Underwater Pinhole Photography Project

Ongoing since 1997
underwater pinhole cameras and accessories, underwater pinhole photographs, ephemera

The Underwater Pinhole Photography Project brings together Donald Lawrence’s combined interest in the landscape of the ocean’s inter-tidal and sub-tidal zones and historical optical and photographic forms, in this case pinhole photography. Indicative of the way that each of Lawrence’s major bodies of work contain the elements of making and the resulting imagery, this project includes black and white, and polaroid photographs, the hand-built cameras used to take the photographs, a video, a journal, a kayak repurposed into a floating darkroom and DIY (do-it-yourself) equipment. A key aspect of Lawrence’s practice is his enduring interest in museum display, presenting objects such as equipment (innovatively adapted by Lawrence) and photographs as equally integral to the work, to be viewed together in the gallery context.
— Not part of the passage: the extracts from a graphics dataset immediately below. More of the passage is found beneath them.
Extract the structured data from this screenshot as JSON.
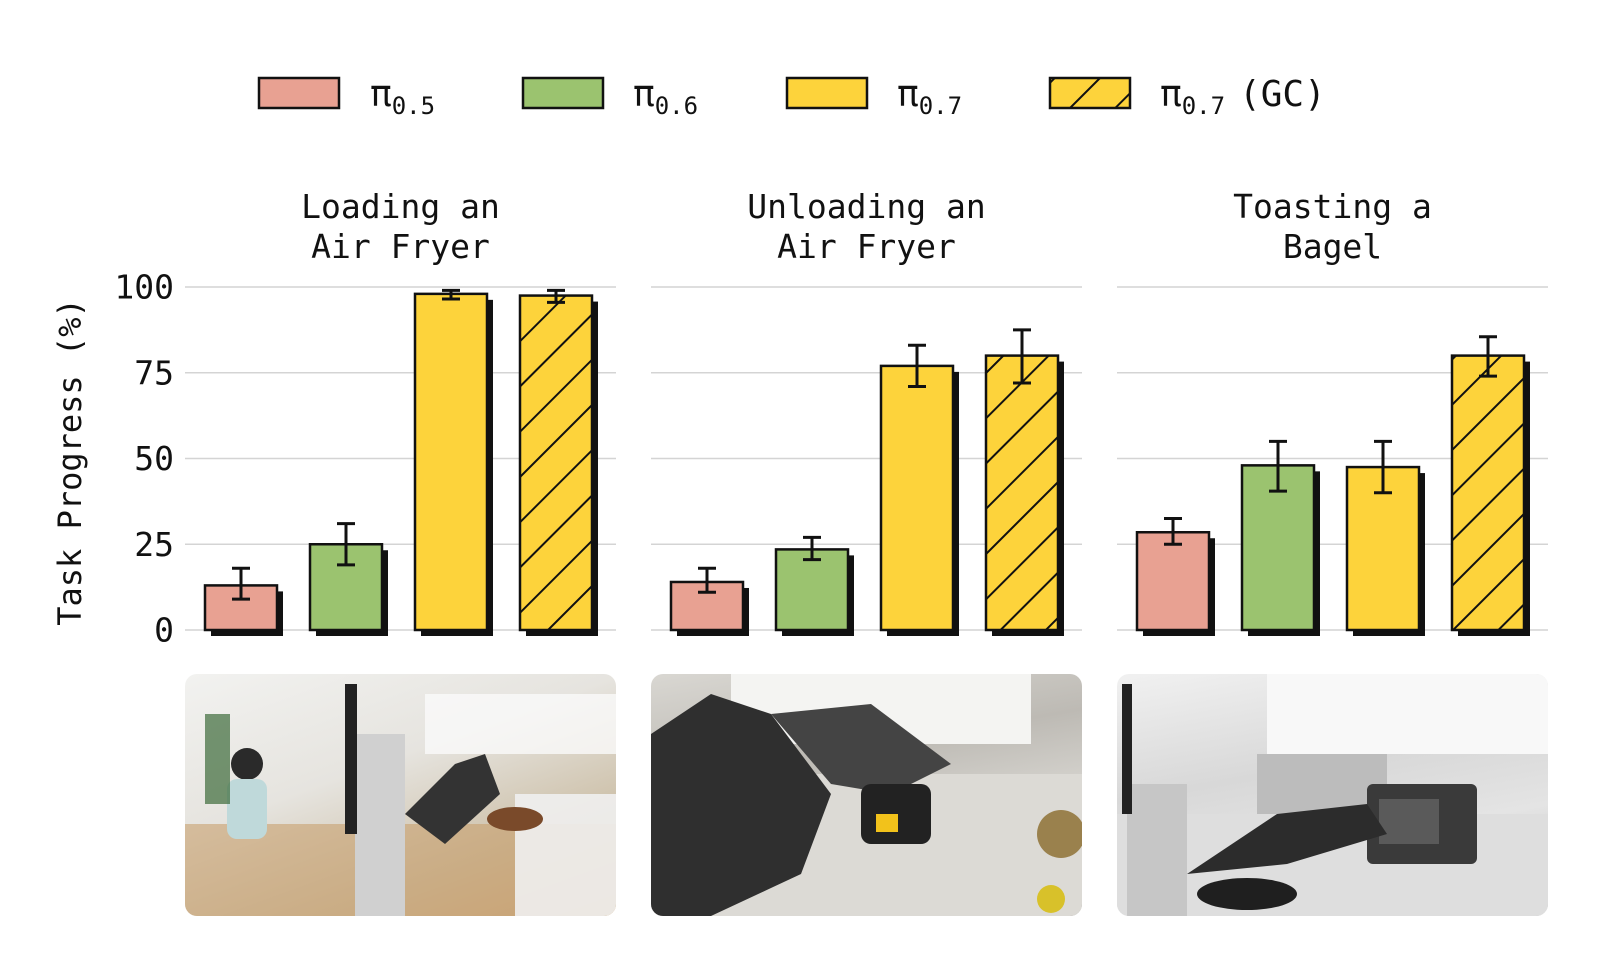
{
  "legend": [
    {
      "symbol": "π",
      "sub": "0.5",
      "suffix": "",
      "color": "#e8a192",
      "hatch": false
    },
    {
      "symbol": "π",
      "sub": "0.6",
      "suffix": "",
      "color": "#9bc36f",
      "hatch": false
    },
    {
      "symbol": "π",
      "sub": "0.7",
      "suffix": "",
      "color": "#fdd33b",
      "hatch": false
    },
    {
      "symbol": "π",
      "sub": "0.7",
      "suffix": "(GC)",
      "color": "#fdd33b",
      "hatch": true
    }
  ],
  "chart_data": {
    "type": "bar",
    "ylabel": "Task Progress (%)",
    "ylim": [
      0,
      100
    ],
    "yticks": [
      "0",
      "25",
      "50",
      "75",
      "100"
    ],
    "grid": true,
    "legend_position": "top",
    "series_colors": [
      "#e8a192",
      "#9bc36f",
      "#fdd33b",
      "#fdd33b"
    ],
    "series_hatch": [
      false,
      false,
      false,
      true
    ],
    "panels": [
      {
        "title": [
          "Loading an",
          "Air Fryer"
        ],
        "values": [
          13,
          25,
          98,
          97.5
        ],
        "err_low": [
          9,
          19,
          96.5,
          95.5
        ],
        "err_high": [
          18,
          31,
          99,
          99
        ]
      },
      {
        "title": [
          "Unloading an",
          "Air Fryer"
        ],
        "values": [
          14,
          23.5,
          77,
          80
        ],
        "err_low": [
          11,
          20.5,
          71,
          72
        ],
        "err_high": [
          18,
          27,
          83,
          87.5
        ]
      },
      {
        "title": [
          "Toasting a",
          "Bagel"
        ],
        "values": [
          28.5,
          48,
          47.5,
          80
        ],
        "err_low": [
          25,
          40.5,
          40,
          74
        ],
        "err_high": [
          32.5,
          55,
          55,
          85.5
        ]
      }
    ]
  },
  "photos": [
    {
      "icon": "air-fryer-loading-photo-icon"
    },
    {
      "icon": "air-fryer-unloading-photo-icon"
    },
    {
      "icon": "bagel-toasting-photo-icon"
    }
  ]
}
Similarly to other works in this exhibition, Romantic Commodities (1991-1993) and The Sled (1995), Lawrence merges his interest in “wilderness” camping with a critical interrogation of our relationship to nature. Focussing on his particular interest in sea-kayaking, Lawrence set out to capture intertidal sea-life from his kayak by doing away with current, technologically advanced, waterproof cameras, instead using a pinhole camera to capture his subjects with the soft focus effect of 19th Century Pictorialists and Naturalists who used early photographic and pre-photographic forms and technologies. The juxtaposition between the historical, photographic reference and the overburdened technology of the kayak underscores the mediated relationship that exists between urban and “wilderness” environments.

Unlike photographic technology that uses a complex configuration of lenses, shutters and, more recently, microchips, the pinhole camera can be as simple as a cardboard box that admits light through a small opening to capture an inverted image on the opposite side of the box. This invention is based on a principle observed by Aristotle in 350 BCE and developed during the Renaissance period into the camera obscura, another photographic form that comprises much of Lawrence’s work.

In her 2002 essay “Accumulations of Desire: The Pinhole Adventures of Donald Lawrence” included in the accompanying publication for the exhibition The Underwater Pinhole Photography Project, Katy McCormick speaks to the experimental and conceptual nature of Lawrence’s choice in medium. The title of this exhibition is gratefully borrowed from McCormick’s turn of phrase.

Pinhole photography, with its unpredictability and its experimental nature, provides many artists the perfect vehicle for investigating contemporary issues while underlining the role of photographer as explorer. Unlike single-lens reflex or large-format cameras, which allow the photographer to see what is in the viewfinder or on the ground glass, the pinhole camera forces the photographer to conceptualize or project a remote view, casting the eye adrift like some unmanned ship, into territories which cannot be physically entered.

Funding for this project has been provided through a Creation and Production grant from the Canada Council for the Arts and from Thompson Rivers University’s Scholarly Activity Fund.